The Comparative Effect of Exposure to Various Risk Factors on the Risk of Hyperuricaemia

Diet Has a Weak Causal Effect

Ruth K. G. Topless; Tanya J. Major; Jose C. Florez; Joel N. Hirschhorn; Murray Cadzow; Nicola Dalbeth; Lisa K. Stamp; Philip L. Wilcox; Richard J. Reynolds; Joanne B. Cole; Tony R. Merriman


Arthritis Res Ther. 2021;23(75) 

In This Article

Participants and Methods

Participants and Data Collection

The attributable fraction analysis included four distinct cohorts of European ancestry (Table 1)—cohorts 1 to 3 are population-based and the fourth cohort is comprised entirely of people with gout.

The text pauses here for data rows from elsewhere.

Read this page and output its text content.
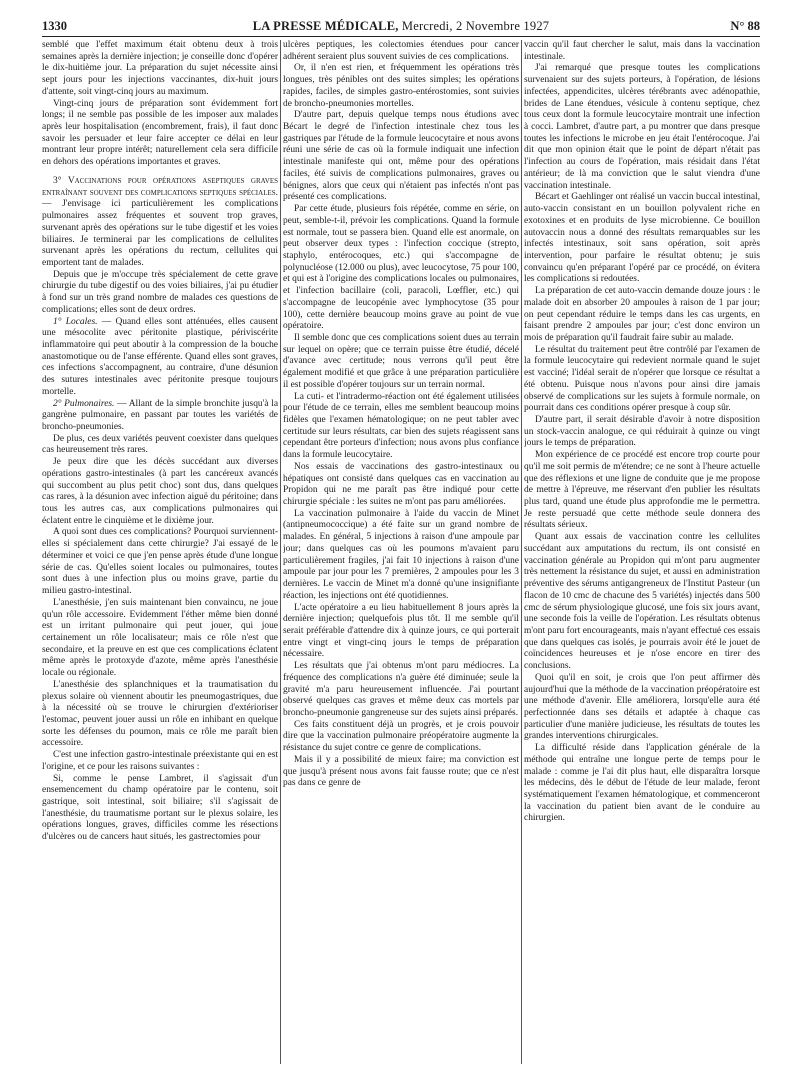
1330	LA PRESSE MÉDICALE, Mercredi, 2 Novembre 1927	N° 88

semblé que l'effet maximum était obtenu deux à trois semaines après la dernière injection; je conseille donc d'opérer le dix-huitième jour. La préparation du sujet nécessite ainsi sept jours pour les injections vaccinantes, dix-huit jours d'attente, soit vingt-cinq jours au maximum.

Vingt-cinq jours de préparation sont évidemment fort longs; il ne semble pas possible de les imposer aux malades après leur hospitalisation (encombrement, frais), il faut donc savoir les persuader et leur faire accepter ce délai en leur montrant leur propre intérêt; naturellement cela sera difficile en dehors des opérations importantes et graves.

3° Vaccinations pour opérations aseptiques graves entraînant souvent des complications septiques spéciales. — J'envisage ici particulièrement les complications pulmonaires assez fréquentes et souvent trop graves, survenant après des opérations sur le tube digestif et les voies biliaires. Je terminerai par les complications de cellulites survenant après les opérations du rectum, cellulites qui emportent tant de malades.

Depuis que je m'occupe très spécialement de cette grave chirurgie du tube digestif ou des voies biliaires, j'ai pu étudier à fond sur un très grand nombre de malades ces questions de complications; elles sont de deux ordres.

1° Locales. — Quand elles sont atténuées, elles causent une mésocolite avec péritonite plastique, périviscérite inflammatoire qui peut aboutir à la compression de la bouche anastomotique ou de l'anse efférente. Quand elles sont graves, ces infections s'accompagnent, au contraire, d'une désunion des sutures intestinales avec péritonite presque toujours mortelle.

2° Pulmonaires. — Allant de la simple bronchite jusqu'à la gangrène pulmonaire, en passant par toutes les variétés de broncho-pneumonies.

De plus, ces deux variétés peuvent coexister dans quelques cas heureusement très rares.

Je peux dire que les décès succédant aux diverses opérations gastro-intestinales (à part les cancéreux avancés qui succombent au plus petit choc) sont dus, dans quelques cas rares, à la désunion avec infection aiguë du péritoine; dans tous les autres cas, aux complications pulmonaires qui éclatent entre le cinquième et le dixième jour.

A quoi sont dues ces complications? Pourquoi surviennent-elles si spécialement dans cette chirurgie? J'ai essayé de le déterminer et voici ce que j'en pense après étude d'une longue série de cas. Qu'elles soient locales ou pulmonaires, toutes sont dues à une infection plus ou moins grave, partie du milieu gastro-intestinal.

L'anesthésie, j'en suis maintenant bien convaincu, ne joue qu'un rôle accessoire. Evidemment l'éther même bien donné est un irritant pulmonaire qui peut jouer, qui joue certainement un rôle localisateur; mais ce rôle n'est que secondaire, et la preuve en est que ces complications éclatent même après le protoxyde d'azote, même après l'anesthésie locale ou régionale.

L'anesthésie des splanchniques et la traumatisation du plexus solaire où viennent aboutir les pneumogastriques, due à la nécessité où se trouve le chirurgien d'extérioriser l'estomac, peuvent jouer aussi un rôle en inhibant en quelque sorte les défenses du poumon, mais ce rôle me paraît bien accessoire.

C'est une infection gastro-intestinale préexistante qui en est l'origine, et ce pour les raisons suivantes :

Si, comme le pense Lambret, il s'agissait d'un ensemencement du champ opératoire par le contenu, soit gastrique, soit intestinal, soit biliaire; s'il s'agissait de l'anesthésie, du traumatisme portant sur le plexus solaire, les opérations longues, graves, difficiles comme les résections d'ulcères ou de cancers haut situés, les gastrectomies pour

ulcères peptiques, les colectomies étendues pour cancer adhérent seraient plus souvent suivies de ces complications.

Or, il n'en est rien, et fréquemment les opérations très longues, très pénibles ont des suites simples; les opérations rapides, faciles, de simples gastro-entérostomies, sont suivies de broncho-pneumonies mortelles.

D'autre part, depuis quelque temps nous étudions avec Bécart le degré de l'infection intestinale chez tous les gastriques par l'étude de la formule leucocytaire et nous avons réuni une série de cas où la formule indiquait une infection intestinale manifeste qui ont, même pour des opérations faciles, été suivis de complications pulmonaires, graves ou bénignes, alors que ceux qui n'étaient pas infectés n'ont pas présenté ces complications.

Par cette étude, plusieurs fois répétée, comme en série, on peut, semble-t-il, prévoir les complications. Quand la formule est normale, tout se passera bien. Quand elle est anormale, on peut observer deux types : l'infection coccique (strepto, staphylo, entérocoques, etc.) qui s'accompagne de polynucléose (12.000 ou plus), avec leucocytose, 75 pour 100, et qui est à l'origine des complications locales ou pulmonaires, et l'infection bacillaire (coli, paracoli, Lœffler, etc.) qui s'accompagne de leucopénie avec lymphocytose (35 pour 100), cette dernière beaucoup moins grave au point de vue opératoire.

Il semble donc que ces complications soient dues au terrain sur lequel on opère; que ce terrain puisse être étudié, décelé d'avance avec certitude; nous verrons qu'il peut être également modifié et que grâce à une préparation particulière il est possible d'opérer toujours sur un terrain normal.

La cuti- et l'intradermo-réaction ont été également utilisées pour l'étude de ce terrain, elles me semblent beaucoup moins fidèles que l'examen hématologique; on ne peut tabler avec certitude sur leurs résultats, car bien des sujets réagissent sans cependant être porteurs d'infection; nous avons plus confiance dans la formule leucocytaire.

Nos essais de vaccinations des gastro-intestinaux ou hépatiques ont consisté dans quelques cas en vaccination au Propidon qui ne me paraît pas être indiqué pour cette chirurgie spéciale : les suites ne m'ont pas paru améliorées.

La vaccination pulmonaire à l'aide du vaccin de Minet (antipneumococcique) a été faite sur un grand nombre de malades. En général, 5 injections à raison d'une ampoule par jour; dans quelques cas où les poumons m'avaient paru particulièrement fragiles, j'ai fait 10 injections à raison d'une ampoule par jour pour les 7 premières, 2 ampoules pour les 3 dernières. Le vaccin de Minet m'a donné qu'une insignifiante réaction, les injections ont été quotidiennes.

L'acte opératoire a eu lieu habituellement 8 jours après la dernière injection; quelquefois plus tôt. Il me semble qu'il serait préférable d'attendre dix à quinze jours, ce qui porterait entre vingt et vingt-cinq jours le temps de préparation nécessaire.

Les résultats que j'ai obtenus m'ont paru médiocres. La fréquence des complications n'a guère été diminuée; seule la gravité m'a paru heureusement influencée. J'ai pourtant observé quelques cas graves et même deux cas mortels par broncho-pneumonie gangreneuse sur des sujets ainsi préparés.

Ces faits constituent déjà un progrès, et je crois pouvoir dire que la vaccination pulmonaire préopératoire augmente la résistance du sujet contre ce genre de complications.

Mais il y a possibilité de mieux faire; ma conviction est que jusqu'à présent nous avons fait fausse route; que ce n'est pas dans ce genre de

vaccin qu'il faut chercher le salut, mais dans la vaccination intestinale.

J'ai remarqué que presque toutes les complications survenaient sur des sujets porteurs, à l'opération, de lésions infectées, appendicites, ulcères térébrants avec adénopathie, brides de Lane étendues, vésicule à contenu septique, chez tous ceux dont la formule leucocytaire montrait une infection à cocci. Lambret, d'autre part, a pu montrer que dans presque toutes les infections le microbe en jeu était l'entérocoque. J'ai dit que mon opinion était que le point de départ n'était pas l'infection au cours de l'opération, mais résidait dans l'état antérieur; de là ma conviction que le salut viendra d'une vaccination intestinale.

Bécart et Gaehlinger ont réalisé un vaccin buccal intestinal, auto-vaccin consistant en un bouillon polyvalent riche en exotoxines et en produits de lyse microbienne. Ce bouillon autovaccin nous a donné des résultats remarquables sur les infectés intestinaux, soit sans opération, soit après intervention, pour parfaire le résultat obtenu; je suis convaincu qu'en préparant l'opéré par ce procédé, on évitera les complications si redoutées.

La préparation de cet auto-vaccin demande douze jours : le malade doit en absorber 20 ampoules à raison de 1 par jour; on peut cependant réduire le temps dans les cas urgents, en faisant prendre 2 ampoules par jour; c'est donc environ un mois de préparation qu'il faudrait faire subir au malade.

Le résultat du traitement peut être contrôlé par l'examen de la formule leucocytaire qui redevient normale quand le sujet est vacciné; l'idéal serait de n'opérer que lorsque ce résultat a été obtenu. Puisque nous n'avons pour ainsi dire jamais observé de complications sur les sujets à formule normale, on pourrait dans ces conditions opérer presque à coup sûr.

D'autre part, il serait désirable d'avoir à notre disposition un stock-vaccin analogue, ce qui réduirait à quinze ou vingt jours le temps de préparation.

Mon expérience de ce procédé est encore trop courte pour qu'il me soit permis de m'étendre; ce ne sont à l'heure actuelle que des réflexions et une ligne de conduite que je me propose de mettre à l'épreuve, me réservant d'en publier les résultats plus tard, quand une étude plus approfondie me le permettra. Je reste persuadé que cette méthode seule donnera des résultats sérieux.

Quant aux essais de vaccination contre les cellulites succédant aux amputations du rectum, ils ont consisté en vaccination générale au Propidon qui m'ont paru augmenter très nettement la résistance du sujet, et aussi en administration préventive des sérums antigangreneux de l'Institut Pasteur (un flacon de 10 cmc de chacune des 5 variétés) injectés dans 500 cmc de sérum physiologique glucosé, une fois six jours avant, une seconde fois la veille de l'opération. Les résultats obtenus m'ont paru fort encourageants, mais n'ayant effectué ces essais que dans quelques cas isolés, je pourrais avoir été le jouet de coïncidences heureuses et je n'ose encore en tirer des conclusions.

Quoi qu'il en soit, je crois que l'on peut affirmer dès aujourd'hui que la méthode de la vaccination préopératoire est une méthode d'avenir. Elle améliorera, lorsqu'elle aura été perfectionnée dans ses détails et adaptée à chaque cas particulier d'une manière judicieuse, les résultats de toutes les grandes interventions chirurgicales.

La difficulté réside dans l'application générale de la méthode qui entraîne une longue perte de temps pour le malade : comme je l'ai dit plus haut, elle disparaîtra lorsque les médecins, dès le début de l'étude de leur malade, feront systématiquement l'examen hématologique, et commenceront la vaccination du patient bien avant de le conduire au chirurgien.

Cohort 1 comprised 14,247 participants of European ancestry from the US population—7342 from the Atherosclerosis Risk in Communities (ARIC) Study, 1314 from the Coronary Artery Risk Development in Young Adults (CARDIA) Study, 2513 from the Cardiovascular Health Study (CHS) and 3078 from the Framingham Heart Study (FHS). These numbers exclude people without serum urate measurements or genome-wide genotypes, along with individuals aged under 18 years, people with kidney disease or gout and those taking urate-lowering therapy. People who answered less than 10% of the food frequency survey, those whose estimated average daily calorie intake was less than 600 kcal/day or greater than 4200 kcal/day and those whose questionnaire answers were deemed unreliable by the study interviewer at recruitment were also excluded. For ARIC, one person from each first degree-related pair was excluded.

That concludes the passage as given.